Students Make Great Contributions This Semester!
RISE: Healthy for Life is lucky to have not one, not two, but FIVE students working with us this semester!
Donniqua Rolle (left) and Gladys Bolawa (right) are master’s students in Public Health at ETSU and will work with RISE over three semesters on their Trilogy project. Gladys and Donni are developing a survey, listening circles, and interviews to gather baseline data from sexual assault and domestic violence (SA/DV) survivors on their experience seeking services following an ssault. They are working closely with the Survivor-centered SA/DV Working Group of Collective Impact for Emotional and Sexual Health.
Lily Shadden (left), Seth Short (middle), and Megayn Wolfenden (right) all are ETSU Human Services students doing service learning this semester. RISE seeks to provide meaningful experiences to all students who work with us, and we tailor projects to each person’s interests and experiences as well as where they would like to grow.
Lily rewrote a flyer about the importance of pronouns created for academic settings. She created two new versions, one suiteable for businesses and other organizations and one for the general public. RISE already used the new business-focused flyer for a Gender Diversity workshop for staff at the Johnson City Public Library. Lily also is creating a series of social media posts around survivor’s rights after sexual assault, resources for pregnant teens and their friends in our area, bullying, and sex ed myths and facts.
Seth Short will research and develop content for social media posts that:
Educate trauma survivors about their own trauma responses and behaviors
Encourage survivors to be compassionate with themselves.
Share resources available when they are ready.
Megayn Wolfendent continues work RISE began with Bonnie Sepora, the Comminity Solutions Program Fellow who recently completed a practicum with RISE. Megayn will facilitate meetings and resource development around creating a short documentary on the LGBTQ+ experience in Upper East Tennessee.
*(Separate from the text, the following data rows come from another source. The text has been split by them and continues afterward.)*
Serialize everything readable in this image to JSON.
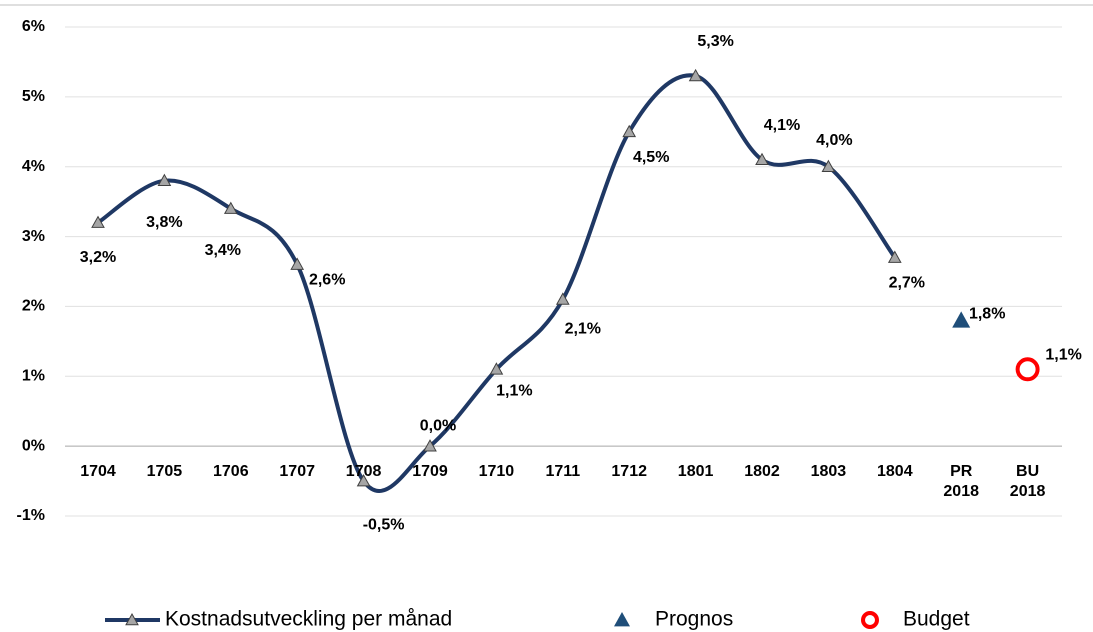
{
  "chart_data": {
    "type": "line",
    "categories": [
      "1704",
      "1705",
      "1706",
      "1707",
      "1708",
      "1709",
      "1710",
      "1711",
      "1712",
      "1801",
      "1802",
      "1803",
      "1804",
      "PR 2018",
      "BU 2018"
    ],
    "series": [
      {
        "name": "Kostnadsutveckling per månad",
        "color": "#1f3864",
        "marker_color": "#a6a6a6",
        "values": [
          3.2,
          3.8,
          3.4,
          2.6,
          -0.5,
          0.0,
          1.1,
          2.1,
          4.5,
          5.3,
          4.1,
          4.0,
          2.7,
          null,
          null
        ],
        "value_labels": [
          "3,2%",
          "3,8%",
          "3,4%",
          "2,6%",
          "-0,5%",
          "0,0%",
          "1,1%",
          "2,1%",
          "4,5%",
          "5,3%",
          "4,1%",
          "4,0%",
          "2,7%",
          null,
          null
        ]
      },
      {
        "name": "Prognos",
        "color": "#1f4e79",
        "values": [
          null,
          null,
          null,
          null,
          null,
          null,
          null,
          null,
          null,
          null,
          null,
          null,
          null,
          1.8,
          null
        ],
        "value_labels": [
          null,
          null,
          null,
          null,
          null,
          null,
          null,
          null,
          null,
          null,
          null,
          null,
          null,
          "1,8%",
          null
        ]
      },
      {
        "name": "Budget",
        "color": "#ff0000",
        "values": [
          null,
          null,
          null,
          null,
          null,
          null,
          null,
          null,
          null,
          null,
          null,
          null,
          null,
          null,
          1.1
        ],
        "value_labels": [
          null,
          null,
          null,
          null,
          null,
          null,
          null,
          null,
          null,
          null,
          null,
          null,
          null,
          null,
          "1,1%"
        ]
      }
    ],
    "ylim": [
      -1,
      6
    ],
    "yticks": [
      {
        "value": -1,
        "label": "-1%"
      },
      {
        "value": 0,
        "label": "0%"
      },
      {
        "value": 1,
        "label": "1%"
      },
      {
        "value": 2,
        "label": "2%"
      },
      {
        "value": 3,
        "label": "3%"
      },
      {
        "value": 4,
        "label": "4%"
      },
      {
        "value": 5,
        "label": "5%"
      },
      {
        "value": 6,
        "label": "6%"
      }
    ],
    "grid": true
  }
}
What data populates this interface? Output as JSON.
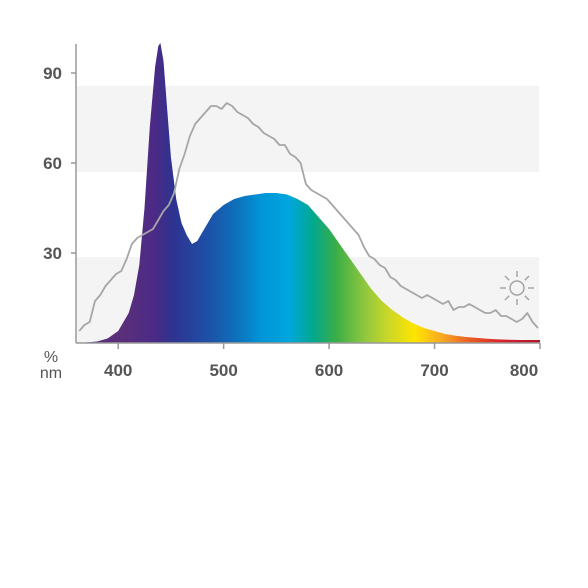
{
  "chart_data": {
    "type": "area",
    "title": "",
    "xlabel": "",
    "ylabel": "",
    "x_unit": "nm",
    "y_unit": "%",
    "xlim": [
      360,
      800
    ],
    "ylim": [
      0,
      100
    ],
    "x_ticks": [
      400,
      500,
      600,
      700,
      800
    ],
    "y_ticks": [
      30,
      60,
      90
    ],
    "grid": "alternating horizontal bands",
    "colors": {
      "band": "#f4f4f4",
      "axis": "#999999",
      "daylight_line": "#a6a6a6",
      "text": "#555555"
    },
    "series": [
      {
        "render": "spectrum-filled-area",
        "x": [
          360,
          370,
          380,
          390,
          400,
          410,
          415,
          420,
          425,
          430,
          435,
          438,
          440,
          443,
          446,
          450,
          455,
          460,
          465,
          470,
          475,
          480,
          490,
          500,
          510,
          520,
          530,
          540,
          550,
          560,
          570,
          580,
          590,
          600,
          610,
          620,
          630,
          640,
          650,
          660,
          670,
          680,
          690,
          700,
          710,
          720,
          730,
          740,
          750,
          760,
          770,
          780,
          790,
          800
        ],
        "y": [
          0,
          0.2,
          0.5,
          1.5,
          4,
          10,
          16,
          26,
          45,
          72,
          92,
          99,
          100,
          94,
          80,
          62,
          48,
          40,
          36,
          33,
          34,
          37,
          43,
          46,
          48,
          49,
          49.5,
          50,
          50,
          49.5,
          48,
          46,
          42,
          38,
          33,
          28,
          23,
          18,
          14,
          11,
          8.5,
          6.5,
          5,
          4,
          3,
          2.4,
          2,
          1.7,
          1.4,
          1.2,
          1.1,
          1,
          1,
          1
        ]
      },
      {
        "render": "daylight-reference-line",
        "x": [
          363,
          368,
          373,
          378,
          383,
          388,
          393,
          398,
          403,
          408,
          413,
          418,
          423,
          428,
          433,
          438,
          443,
          448,
          453,
          458,
          463,
          468,
          473,
          478,
          483,
          488,
          493,
          498,
          503,
          508,
          513,
          518,
          523,
          528,
          533,
          538,
          543,
          548,
          553,
          558,
          563,
          568,
          573,
          578,
          583,
          588,
          593,
          598,
          603,
          608,
          613,
          618,
          623,
          628,
          633,
          638,
          643,
          648,
          653,
          658,
          663,
          668,
          673,
          678,
          683,
          688,
          693,
          698,
          703,
          708,
          713,
          718,
          723,
          728,
          733,
          738,
          743,
          748,
          753,
          758,
          763,
          768,
          773,
          778,
          783,
          788,
          793,
          798
        ],
        "y": [
          4,
          6,
          7,
          14,
          16,
          19,
          21,
          23,
          24,
          28,
          33,
          35,
          36,
          37,
          38,
          41,
          44,
          46,
          50,
          58,
          63,
          69,
          73,
          75,
          77,
          79,
          79,
          78,
          80,
          79,
          77,
          76,
          75,
          73,
          72,
          70,
          69,
          68,
          66,
          66,
          63,
          62,
          60,
          53,
          51,
          50,
          49,
          48,
          46,
          44,
          42,
          40,
          38,
          36,
          32,
          29,
          28,
          26,
          25,
          22,
          21,
          19,
          18,
          17,
          16,
          15,
          16,
          15,
          14,
          13,
          14,
          11,
          12,
          12,
          13,
          12,
          11,
          10,
          10,
          11,
          9,
          9,
          8,
          7,
          8,
          10,
          7,
          5
        ]
      }
    ]
  },
  "icons": {
    "corner": "sun-icon"
  }
}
She will coordinate with a variety of organizations and constituents to determine what the goal of the project will be, who is interested in being involved, and how we can make the best use of resources available.
RISE will provide all five students with Trauma-informed Care training, which they have indicated will be useful in their future work.
We are so grateful for the opportunity to work with these passionate, creative, inquisitive students to do meaningful work that will benefit so many folx in our area!